In the debate over whether doctors may be ordering too many medical tests, the hospital emergency room is a focal point for the question, is it overkill or good care? The fear of missing something always weighs heavily but the stakes are highest in the ER, often leading to extra blood tests and imaging scans for what may be harmless aches, pains and bumps. Many ER doctors say the top reason is fear of malpractice lawsuits. ER physicians are among the top 10 specialists most likely to be sued for malpractice, according to leading doctor and insurers groups. The fast ER pace plays a role, too. It's much quicker to order a test than to ask patients lots of questions. And many patients think every ache and pain deserves a high-tech test. National data suggest there are more than 116 million ER visits each year nationwide, and rising.
Farmers hailed the weed killer Roundup when it was introduced in the 1970s because it could kill nearly any plant and allowed them to give up harsher chemicals and reduce tilling. But now some Roundup-resistant varieties of weeds have emerged, and some farmers are being forced to turn to less environmentally friendly herbicides. Penn State University weed scientist David Mortensen estimates that in three or four years, farmers' use of Dicamba and 2,4-D, a weed killer developed during World War II and used in Agent Orange, will increase by 55.1 million pounds a year because of resistance to roundup. Mortensen says that unlike Roundup, these older herbicides easily drift beyond the spots where they're sprayed and threaten neighboring crops and wild plants.
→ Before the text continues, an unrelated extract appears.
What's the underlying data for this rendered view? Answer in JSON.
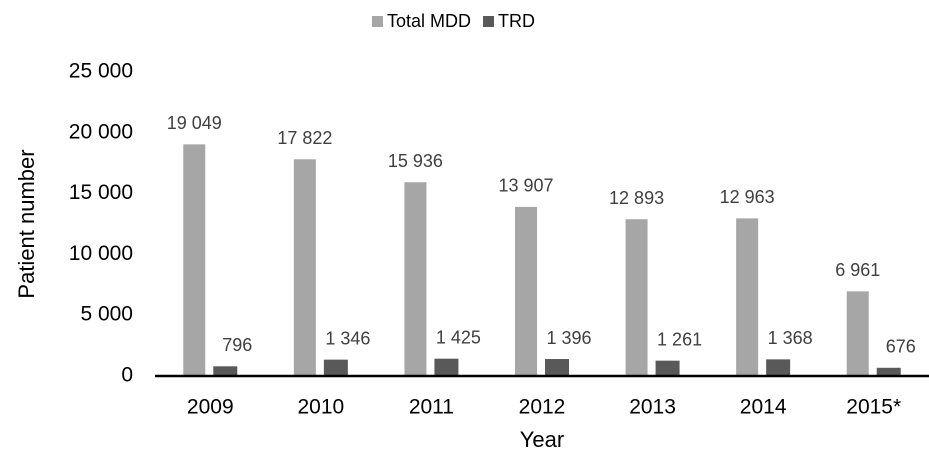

This week will bring more economic data and signals for economists and investors to ponder. Among them will be a report tomorrow on existing home sales for May from the National Association of Realtors. Also, the Federal Housing Finance Agency releases its April home price index. Later in the week, the Federal Reserve announces its decision on interest rates, the Commerce Department releases May figures on new home sales and durable goods, and the Labor Department releases weekly jobless claims. At the end of the week, the Commerce Department will provide an update on the overall economy when it reports the first-quarter gross domestic product.